Worin liegt der Unterschied zu den Wundern Jesu? Die Evangelien haben Wunder auch werbend in ihr Evangelium eingebettet. Aber eben eingebettet. All diese Wundertaten werden im Grunde durch die Hinrichtung Jesu in Frage gestellt: Anderen hat er geholfen – und kann sich nicht selbst helfen? So riefen die Spötter. Den Evangelien geht es um Tod und Auferstehung Jesu Christi, er ist der Wirkende. Das wollten sie auch mit einzelnen Naturwundern ausdrücken. So manches Wunder selbst verbietet die marktschreierische Weitergabe: Sagt es nicht weiter, mahnt Jesus die Geheilten.

Jesus selbst bettete seine Wunder in die Botschaft von der Gottesherrschaft ein. Er wollte damit sagen und zeigen: Ihr erwartet in der Zukunft Gottes eine gute, friedvolle, menschliche Welt: Also fangt damit jetzt schon an! Die Gemeinde griff das dann später auf und gründete die ersten Krankenhäuser, die für alle offen waren, finanziert von den Reichen der Gemeinden.

Wunder geschehen auch noch heute. Aber diese Wunder sind Gnade. Und wer sie erlebt, erlebt sie als Gnade. Er weiß aber auch, dass Wunder nicht machbar sind, nicht einzufordern, nicht zu erzwingen sind.
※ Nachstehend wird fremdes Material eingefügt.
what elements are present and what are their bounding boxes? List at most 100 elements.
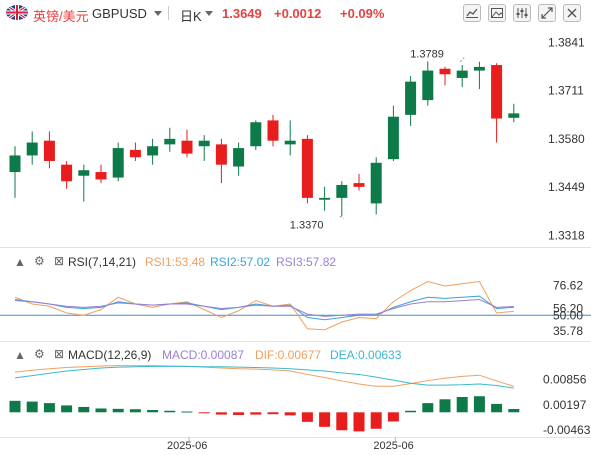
macd-title: MACD(12,26,9) [68, 348, 152, 362]
price-tick-label: 1.3580 [548, 132, 585, 146]
rsi-settings-icon[interactable]: ⚙ [34, 254, 45, 268]
macd-histogram-bar [473, 396, 485, 413]
candle-up [233, 148, 245, 167]
dif-line [14, 365, 514, 387]
candle-down [267, 120, 279, 141]
rsi-tick-label: 76.62 [553, 278, 583, 292]
rsi-line-3 [14, 298, 514, 317]
candle-up [405, 81, 417, 115]
macd-tick-label: -0.00463 [543, 423, 591, 437]
macd-histogram-bar [9, 400, 21, 413]
price-tick-label: 1.3318 [548, 229, 585, 243]
macd-histogram-bar [26, 401, 38, 413]
price-change: +0.0012 [274, 6, 322, 21]
last-price: 1.3649 [222, 6, 262, 21]
macd-histogram-bar [78, 406, 90, 413]
rsi-tick-label: 56.20 [553, 301, 583, 315]
macd-histogram-bar [95, 408, 107, 413]
macd-histogram-bar [456, 397, 468, 413]
macd-histogram-bar [319, 412, 331, 427]
header-divider [168, 6, 169, 20]
x-tick-label: 2025-06 [373, 440, 413, 452]
candle-up [508, 113, 520, 118]
macd-collapse-icon[interactable]: ▲ [14, 348, 26, 362]
price-annotation: 1.3789 [410, 49, 444, 61]
close-icon[interactable] [563, 4, 581, 22]
candle-down [95, 172, 107, 180]
macd-histogram-bar [439, 399, 451, 413]
candle-up [336, 184, 348, 198]
macd-tick-label: 0.00856 [543, 373, 587, 387]
symbol-name[interactable]: 英镑/美元 [33, 9, 89, 24]
candle-up [319, 197, 331, 200]
candle-up [164, 138, 176, 145]
candle-up [78, 170, 90, 176]
candle-down [439, 68, 451, 75]
macd-histogram-bar [405, 410, 417, 413]
macd-histogram-bar [61, 405, 73, 413]
candle-up [9, 155, 21, 173]
rsi1-value: RSI1:53.48 [145, 255, 206, 269]
expand-icon[interactable] [538, 4, 556, 22]
picture-icon[interactable] [488, 4, 506, 22]
macd-histogram-bar [198, 412, 210, 414]
macd-histogram-bar [301, 412, 313, 422]
candle-down [129, 149, 141, 158]
macd-histogram-bar [215, 412, 227, 415]
candle-up [26, 142, 38, 156]
price-change-percent: +0.09% [340, 6, 385, 21]
annotation-leader [459, 57, 465, 63]
macd-histogram-bar [491, 403, 503, 413]
macd-histogram-bar [284, 412, 296, 416]
macd-value: MACD:0.00087 [162, 348, 245, 362]
rsi-tick-label: 35.78 [553, 324, 583, 338]
candle-up [456, 70, 468, 78]
macd-toggle-icon[interactable]: ⊠ [54, 347, 65, 361]
macd-histogram-bar [147, 410, 159, 413]
macd-histogram-bar [129, 409, 141, 413]
candle-up [387, 116, 399, 160]
macd-histogram-bar [43, 403, 55, 413]
x-tick-label: 2025-06 [167, 440, 207, 452]
macd-histogram-bar [508, 408, 520, 413]
macd-histogram-bar [164, 410, 176, 413]
symbol-code[interactable]: GBPUSD [92, 6, 147, 21]
candle-up [473, 66, 485, 71]
settings-icon[interactable] [513, 4, 531, 22]
candle-up [198, 140, 210, 147]
candle-down [43, 140, 55, 161]
dea-value: DEA:0.00633 [330, 348, 402, 362]
macd-histogram-bar [112, 408, 124, 413]
rsi3-value: RSI3:57.82 [276, 255, 337, 269]
candle-down [61, 164, 73, 182]
candle-up [370, 162, 382, 204]
symbol-dropdown-icon[interactable] [154, 11, 162, 16]
rsi-title: RSI(7,14,21) [68, 255, 137, 269]
candle-down [181, 140, 193, 154]
macd-settings-icon[interactable]: ⚙ [34, 347, 45, 361]
macd-histogram-bar [267, 412, 279, 415]
timeframe-dropdown-icon[interactable] [205, 11, 213, 16]
rsi-toggle-icon[interactable]: ⊠ [54, 254, 65, 268]
candle-up [422, 70, 434, 101]
price-annotation: 1.3370 [290, 219, 324, 231]
candle-down [301, 138, 313, 198]
rsi-line-1 [14, 280, 514, 331]
candle-up [112, 148, 124, 178]
rsi-collapse-icon[interactable]: ▲ [14, 255, 26, 269]
candle-up [250, 122, 262, 147]
price-tick-label: 1.3711 [548, 84, 584, 98]
rsi-line-2 [14, 295, 514, 321]
chart-type-icon[interactable] [463, 4, 481, 22]
rsi2-value: RSI2:57.02 [210, 255, 271, 269]
macd-histogram-bar [181, 411, 193, 413]
macd-histogram-bar [250, 412, 262, 415]
timeframe-selector[interactable]: 日K [180, 9, 202, 24]
macd-histogram-bar [233, 412, 245, 415]
annotation-leader [339, 215, 345, 219]
candle-up [147, 146, 159, 156]
macd-histogram-bar [370, 412, 382, 429]
price-tick-label: 1.3449 [548, 180, 585, 194]
macd-histogram-bar [422, 403, 434, 413]
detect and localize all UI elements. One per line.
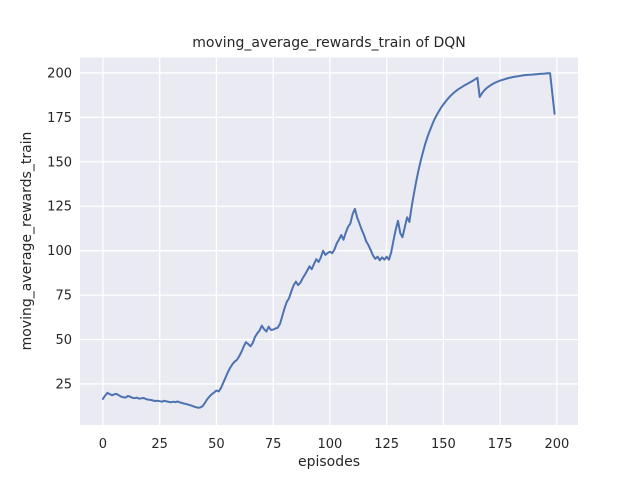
x-tick-label: 50 [208, 437, 225, 452]
x-tick-label: 0 [99, 437, 107, 452]
y-tick-labels: 25 50 75 100 125 150 175 200 [47, 66, 72, 392]
y-tick-label: 25 [55, 377, 72, 392]
y-tick-label: 150 [47, 155, 72, 170]
x-tick-labels: 0 25 50 75 100 125 150 175 200 [99, 437, 570, 452]
y-tick-label: 75 [55, 289, 72, 304]
y-tick-label: 200 [47, 66, 72, 81]
gridlines [80, 57, 578, 425]
chart-title: moving_average_rewards_train of DQN [192, 35, 466, 51]
x-tick-label: 25 [151, 437, 168, 452]
x-tick-label: 125 [374, 437, 399, 452]
y-tick-label: 125 [47, 200, 72, 215]
y-tick-label: 100 [47, 244, 72, 259]
y-tick-label: 175 [47, 111, 72, 126]
y-axis-label: moving_average_rewards_train [19, 132, 35, 351]
x-tick-label: 100 [317, 437, 342, 452]
x-tick-label: 200 [544, 437, 569, 452]
y-tick-label: 50 [55, 333, 72, 348]
x-tick-label: 75 [265, 437, 282, 452]
x-axis-label: episodes [298, 454, 360, 470]
x-tick-label: 150 [431, 437, 456, 452]
x-tick-label: 175 [488, 437, 513, 452]
moving-average-rewards-line [101, 72, 556, 409]
plot-area-background [80, 57, 578, 425]
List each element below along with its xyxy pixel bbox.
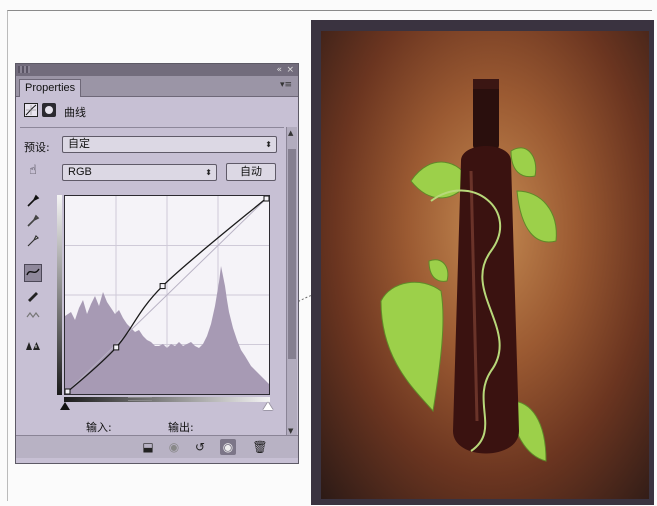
curve-control-point[interactable]: [64, 388, 71, 395]
input-label: 输入:: [86, 421, 112, 434]
panel-bottom-bar: ⬓ ◉ ↺ ◉ 🗑: [16, 435, 298, 458]
curves-graph[interactable]: [64, 195, 270, 395]
channel-value: RGB: [68, 166, 92, 178]
smooth-icon[interactable]: [24, 308, 42, 326]
panel-resize-handle[interactable]: [128, 397, 152, 401]
preset-value: 自定: [68, 138, 90, 150]
reset-icon[interactable]: ↺: [194, 440, 206, 454]
curve-control-point[interactable]: [113, 344, 120, 351]
curve-line: [64, 195, 270, 395]
histogram: [65, 266, 269, 394]
photo-frame: [311, 20, 654, 505]
chevron-updown-icon: ⬍: [265, 140, 272, 149]
targeted-adjust-icon[interactable]: ☝: [29, 163, 37, 178]
scroll-down-icon[interactable]: ▼: [288, 427, 294, 435]
header-divider: [20, 127, 284, 128]
channel-select[interactable]: RGB ⬍: [62, 164, 217, 181]
curve-control-point[interactable]: [159, 283, 166, 290]
black-point-slider[interactable]: [60, 402, 70, 410]
preset-select[interactable]: 自定 ⬍: [62, 136, 277, 153]
tab-properties[interactable]: Properties: [19, 79, 82, 97]
eyedropper-black-icon[interactable]: [24, 194, 42, 212]
panel-menu-icon[interactable]: ▾≡: [279, 80, 292, 90]
clipping-warning-icon[interactable]: [24, 338, 42, 356]
visibility-icon[interactable]: ◉: [220, 439, 236, 455]
panel-scrollbar[interactable]: ▲ ▼: [286, 127, 297, 437]
auto-button[interactable]: 自动: [226, 163, 276, 181]
output-label: 输出:: [168, 421, 194, 434]
eye-previous-icon[interactable]: ◉: [168, 440, 180, 454]
photo-illustration: [380, 79, 557, 462]
curves-adjustment-icon[interactable]: [24, 103, 38, 117]
curves-plot[interactable]: [64, 195, 270, 395]
output-gradient-bar: [57, 195, 62, 395]
layer-mask-icon[interactable]: [42, 103, 56, 117]
white-point-slider[interactable]: [263, 402, 273, 410]
wine-bottle-photo: [321, 31, 649, 499]
curve-point-icon[interactable]: [24, 264, 42, 282]
clip-to-layer-icon[interactable]: ⬓: [142, 440, 154, 454]
panel-grip-icon[interactable]: [18, 66, 30, 73]
figure-frame: [7, 10, 652, 501]
trash-icon[interactable]: 🗑: [252, 440, 268, 454]
panel-title-bar[interactable]: « ×: [16, 64, 298, 76]
pencil-icon[interactable]: [24, 288, 42, 306]
adjustment-title: 曲线: [64, 106, 86, 119]
properties-panel: « × Properties ▾≡ 曲线 预设: 自定 ⬍ ☝ RGB ⬍ 自动: [15, 63, 299, 464]
curve-control-point[interactable]: [263, 195, 270, 202]
close-icon[interactable]: ×: [286, 65, 294, 75]
scroll-up-icon[interactable]: ▲: [288, 129, 294, 137]
input-gradient-bar: [64, 397, 270, 402]
panel-tab-row: Properties ▾≡: [16, 76, 298, 97]
preset-label: 预设:: [24, 141, 50, 154]
eyedropper-gray-icon[interactable]: [24, 214, 42, 232]
scrollbar-thumb[interactable]: [288, 149, 296, 359]
eyedropper-white-icon[interactable]: [24, 234, 42, 252]
chevron-updown-icon: ⬍: [205, 168, 212, 177]
collapse-icon[interactable]: «: [276, 65, 282, 75]
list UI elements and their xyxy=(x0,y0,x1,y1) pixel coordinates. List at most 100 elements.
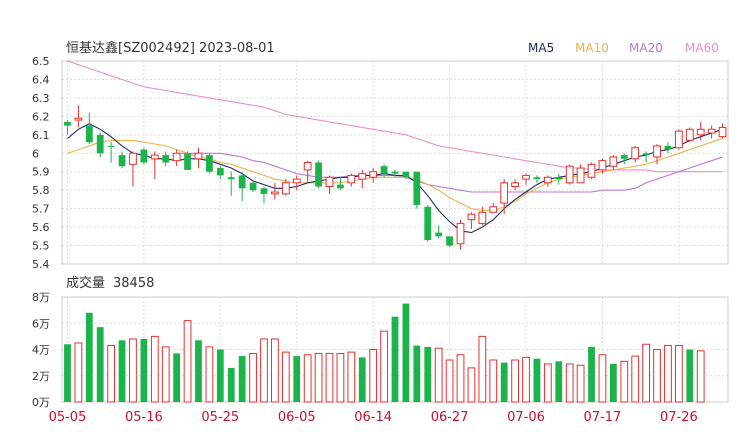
volume-bar-down xyxy=(118,340,126,402)
candle-body-up xyxy=(718,126,727,138)
volume-bar-down xyxy=(195,340,202,402)
price-tick-label: 5.7 xyxy=(32,203,50,216)
volume-bar-down xyxy=(391,316,399,402)
volume-bar-down xyxy=(64,344,71,402)
candle xyxy=(685,127,694,143)
candle-body-down xyxy=(216,168,224,176)
candle xyxy=(369,168,378,183)
candle xyxy=(467,212,476,229)
candle-body-up xyxy=(576,167,585,184)
candle-body-down xyxy=(85,125,93,143)
candle xyxy=(555,173,563,185)
legend-item-ma20: MA20 xyxy=(629,41,663,55)
ma20-line xyxy=(176,152,723,193)
volume-bar-up xyxy=(456,354,465,403)
price-tick-label: 6 xyxy=(32,147,39,160)
candle-body-down xyxy=(620,155,628,159)
candle xyxy=(140,147,148,165)
candle-body-up xyxy=(150,154,159,160)
candle xyxy=(74,105,83,128)
candle-body-up xyxy=(456,222,465,245)
candle-body-up xyxy=(565,165,574,184)
volume-bar-down xyxy=(96,327,104,402)
candle xyxy=(238,171,246,202)
candle xyxy=(292,175,301,191)
candle-body-down xyxy=(435,232,443,237)
volume-bar-up xyxy=(631,355,640,403)
volume-bar-up xyxy=(467,367,476,403)
candle xyxy=(696,121,705,141)
volume-bar-down xyxy=(533,358,541,402)
volume-bar-down xyxy=(293,356,301,402)
candle xyxy=(620,153,628,165)
volume-bar-up xyxy=(598,354,607,403)
price-grid xyxy=(61,60,729,265)
volume-bar-up xyxy=(511,359,519,403)
volume-bar-up xyxy=(161,346,170,403)
candle xyxy=(587,162,596,180)
candle xyxy=(325,175,334,194)
candle xyxy=(598,158,607,174)
candle-body-down xyxy=(424,206,432,241)
candle-body-up xyxy=(489,206,498,213)
candle xyxy=(206,153,213,174)
volume-bar-down xyxy=(140,339,148,402)
volume-bar-up xyxy=(260,338,268,403)
candle xyxy=(522,173,530,185)
candle xyxy=(413,171,421,209)
x-tick-label: 07-26 xyxy=(660,410,698,425)
candle-body-down xyxy=(380,166,388,174)
candle-body-down xyxy=(413,171,421,205)
volume-value: 38458 xyxy=(113,276,154,291)
candle-body-down xyxy=(260,188,268,194)
candle xyxy=(511,179,519,191)
candle-body-up xyxy=(172,152,181,162)
volume-bar-down xyxy=(609,363,617,402)
volume-bar-up xyxy=(74,342,83,403)
candle xyxy=(194,147,203,169)
candle xyxy=(446,236,453,248)
volume-bar-up xyxy=(478,335,487,403)
volume-bar-down xyxy=(500,362,508,402)
candle-body-up xyxy=(467,213,476,221)
volume-bar-up xyxy=(434,347,443,403)
volume-bar-up xyxy=(249,352,257,403)
candle-body-down xyxy=(238,175,246,189)
volume-bar-down xyxy=(173,353,181,402)
x-tick-label: 07-17 xyxy=(584,410,622,425)
volume-bar-up xyxy=(129,338,137,403)
candle xyxy=(424,204,432,242)
candle-body-down xyxy=(184,153,191,170)
candle-body-up xyxy=(598,160,607,171)
price-plot-frame xyxy=(61,60,729,265)
candle-body-up xyxy=(587,163,596,178)
volume-bar-down xyxy=(424,346,432,402)
x-tick-label: 05-25 xyxy=(201,410,239,425)
volume-tick-label: 8万 xyxy=(32,291,50,304)
candle xyxy=(249,180,257,193)
volume-tick-label: 6万 xyxy=(32,317,50,330)
volume-bar-up xyxy=(620,360,629,403)
candle-body-up xyxy=(685,128,694,141)
legend: MA5 MA10 MA20 MA60 xyxy=(528,41,719,55)
candle xyxy=(118,151,126,169)
x-tick-label: 07-06 xyxy=(507,410,545,425)
volume-bar-up xyxy=(107,345,116,403)
candle-body-down xyxy=(337,184,344,189)
candle-body-down xyxy=(64,121,71,126)
volume-bar-up xyxy=(281,351,290,403)
x-tick-label: 06-05 xyxy=(278,410,316,425)
candle-body-up xyxy=(674,130,683,149)
volume-bar-down xyxy=(358,357,366,402)
price-tick-label: 5.6 xyxy=(32,221,50,234)
candle-body-up xyxy=(696,128,705,136)
price-tick-label: 6.3 xyxy=(32,92,50,105)
candle-body-up xyxy=(358,173,367,180)
candle-body-up xyxy=(194,152,203,160)
candle xyxy=(707,125,716,139)
candle xyxy=(260,186,268,204)
candle-body-down xyxy=(118,155,126,167)
price-tick-label: 6.2 xyxy=(32,110,50,123)
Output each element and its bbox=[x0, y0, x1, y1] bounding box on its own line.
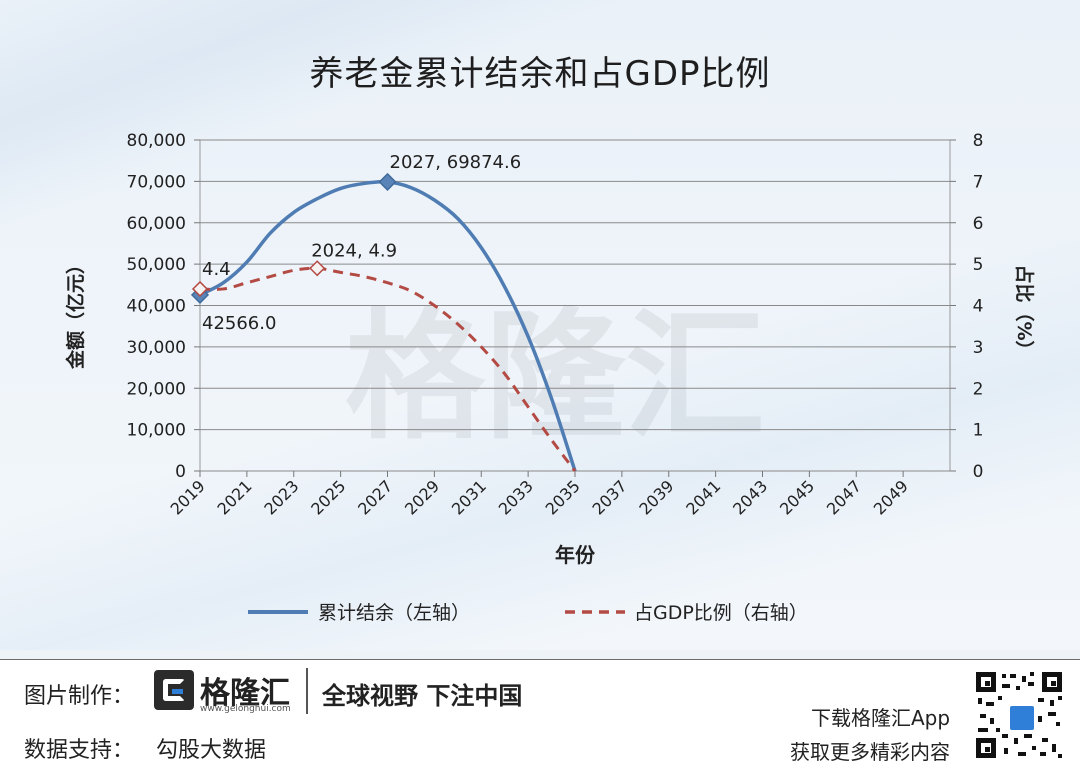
data-source: 勾股大数据 bbox=[156, 738, 267, 763]
y-right-axis-label: 占比（%） bbox=[1013, 264, 1036, 359]
y-right-tick-label: 1 bbox=[973, 421, 984, 441]
data-label: 2027, 69874.6 bbox=[390, 152, 522, 173]
marker-gdp-ratio bbox=[309, 260, 326, 277]
x-tick-label: 2031 bbox=[448, 476, 490, 518]
qr-code-icon bbox=[972, 668, 1066, 762]
x-tick-label: 2027 bbox=[354, 476, 396, 518]
brand-url: www.gelonghui.com bbox=[200, 704, 291, 714]
background bbox=[0, 0, 1080, 650]
data-label: 42566.0 bbox=[202, 313, 276, 334]
x-tick-label: 2049 bbox=[870, 476, 912, 518]
legend-label-gdp-ratio: 占GDP比例（右轴） bbox=[634, 602, 808, 624]
y-left-tick-label: 60,000 bbox=[127, 214, 186, 234]
y-right-tick-label: 8 bbox=[973, 131, 984, 151]
y-left-axis-label: 金额（亿元） bbox=[64, 255, 87, 370]
x-tick-label: 2019 bbox=[167, 476, 209, 518]
x-tick-label: 2023 bbox=[260, 476, 302, 518]
y-right-tick-label: 3 bbox=[973, 338, 984, 358]
y-left-tick-label: 70,000 bbox=[127, 172, 186, 192]
more-content-text: 获取更多精彩内容 bbox=[790, 740, 950, 764]
marker-cumulative-balance bbox=[378, 172, 397, 191]
x-tick-label: 2045 bbox=[776, 476, 818, 518]
x-tick-label: 2033 bbox=[495, 476, 537, 518]
y-right-tick-label: 6 bbox=[973, 214, 984, 234]
y-right-tick-label: 0 bbox=[973, 462, 984, 482]
data-label: 2024, 4.9 bbox=[311, 240, 397, 261]
x-tick-label: 2035 bbox=[542, 476, 584, 518]
y-right-tick-label: 4 bbox=[973, 297, 984, 317]
y-right-tick-label: 5 bbox=[973, 255, 984, 275]
x-tick-label: 2043 bbox=[729, 476, 771, 518]
watermark: 格隆汇 bbox=[345, 296, 765, 459]
slogan: 全球视野 下注中国 bbox=[322, 682, 523, 710]
x-tick-label: 2025 bbox=[307, 476, 349, 518]
data-label: 4.4 bbox=[202, 259, 231, 280]
x-tick-label: 2037 bbox=[588, 476, 630, 518]
brand-name: 格隆汇 bbox=[200, 676, 290, 711]
y-left-tick-label: 40,000 bbox=[127, 297, 186, 317]
x-tick-label: 2039 bbox=[635, 476, 677, 518]
series-line-gdp-ratio bbox=[199, 266, 577, 472]
y-left-tick-label: 20,000 bbox=[127, 379, 186, 399]
y-left-tick-label: 10,000 bbox=[127, 421, 186, 441]
data-support-label: 数据支持： bbox=[24, 738, 135, 763]
footer-vertical-divider bbox=[306, 668, 308, 714]
marker-gdp-ratio bbox=[191, 280, 209, 298]
y-left-tick-label: 0 bbox=[175, 462, 186, 482]
y-left-tick-label: 80,000 bbox=[127, 131, 186, 151]
x-tick-label: 2021 bbox=[213, 476, 255, 518]
chart-area: 格隆汇 0 10,000 20,000 30,000 40,000 50,000 60,000… bbox=[64, 131, 1036, 624]
y-right-tick-label: 7 bbox=[973, 172, 984, 192]
y-left-tick-label: 30,000 bbox=[127, 338, 186, 358]
legend-label-cumulative-balance: 累计结余（左轴） bbox=[318, 602, 470, 624]
download-app-text: 下载格隆汇App bbox=[811, 706, 951, 730]
x-tick-label: 2041 bbox=[682, 476, 724, 518]
x-tick-label: 2029 bbox=[401, 476, 443, 518]
x-axis-label: 年份 bbox=[555, 543, 596, 567]
x-tick-label: 2047 bbox=[823, 476, 865, 518]
image-credit-label: 图片制作： bbox=[24, 684, 135, 709]
chart-title: 养老金累计结余和占GDP比例 bbox=[309, 54, 771, 94]
gelonghui-logo-icon bbox=[154, 670, 194, 710]
y-left-tick-label: 50,000 bbox=[127, 255, 186, 275]
y-right-tick-label: 2 bbox=[973, 379, 984, 399]
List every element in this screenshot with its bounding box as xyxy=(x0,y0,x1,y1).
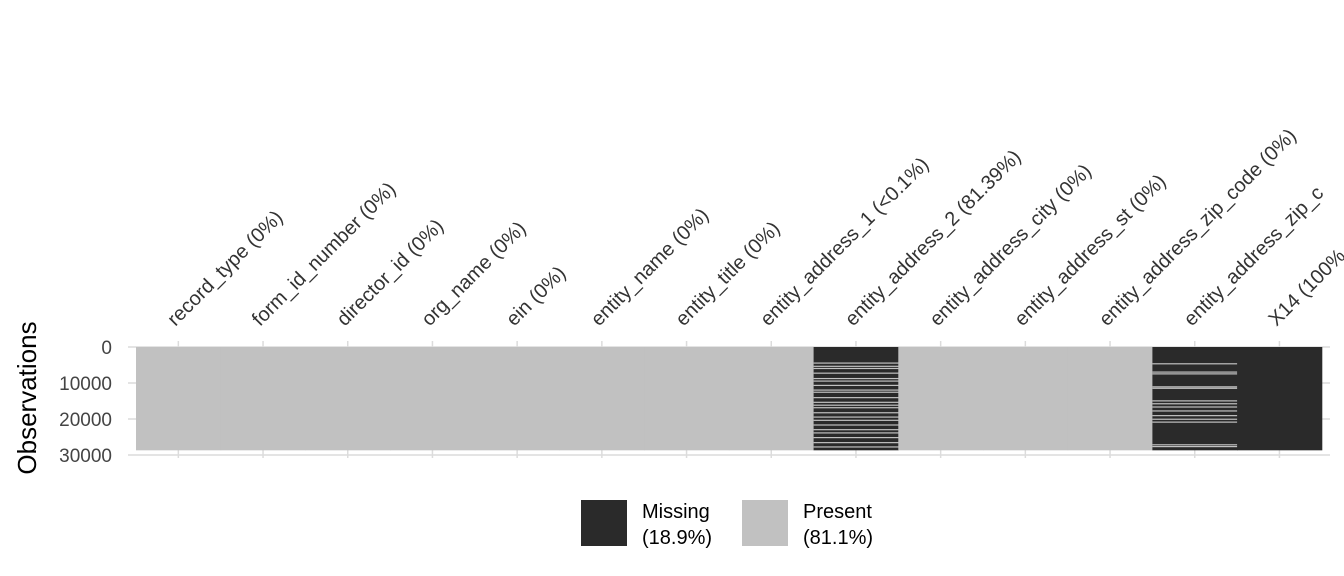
y-tick-label-3: 30000 xyxy=(59,446,112,467)
column-label-9: entity_address_city (0%) xyxy=(926,160,1096,330)
heatmap-column-7 xyxy=(728,347,815,451)
present-line-8-21 xyxy=(813,446,899,448)
present-line-8-20 xyxy=(813,442,899,444)
present-line-8-9 xyxy=(813,397,899,399)
present-line-12-7 xyxy=(1152,406,1238,408)
column-label-1: form_id_number (0%) xyxy=(248,178,400,330)
legend-label-present: Present xyxy=(803,501,872,523)
legend-swatch-present xyxy=(742,500,788,546)
legend-pct-missing: (18.9%) xyxy=(642,527,712,549)
y-tick-label-0: 0 xyxy=(101,338,112,359)
heatmap-column-13 xyxy=(1237,347,1323,451)
heatmap-column-1 xyxy=(220,347,306,451)
present-line-8-1 xyxy=(813,365,899,367)
present-line-12-5 xyxy=(1152,400,1238,402)
present-line-8-2 xyxy=(813,367,899,370)
present-line-12-3 xyxy=(1152,386,1238,388)
legend-swatch-missing xyxy=(581,500,627,546)
present-line-8-5 xyxy=(813,380,899,382)
column-label-8: entity_address_2 (81.39%) xyxy=(841,146,1026,331)
present-line-8-14 xyxy=(813,416,899,418)
heatmap-column-5 xyxy=(559,347,645,451)
present-line-12-2 xyxy=(1152,373,1238,375)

Wunder sind Ausdruck der Beziehung zu Gott in Jesus Christus – wie auch das sich Gott Anvertrauen, wenn er keine Wunder wirkt, Ausdruck der Beziehung zu Gott in Jesus Christus sind.

Auf diese Gottesbeziehung kommt alles an – Wunder hin oder her. Auf das menschliche Wirken gegenüber anderen kommt alles an – Wunder hin oder her. Wobei das schon ein großes Wunder ist, wenn Menschen anfangen, menschlich miteinander umzugehen, im Sinne der Reich-Gottes-Botschaft Jesu.

Damit sei auch vor den christlichen Marktschreiern gewarnt, die irgendwelche Wundertaten hinausposaunen. Man muss ihnen äußerst skeptisch begegnen. Schon das Matthäusevangelium warnt: Am Ende der Zeit sagen sie: Haben wir nicht in Jesu Namen Wunder getan? Jesus sagt: Ich kenne euch nicht, es kommt darauf an, Gottes Willen zu tun (Mt 7,21ff.).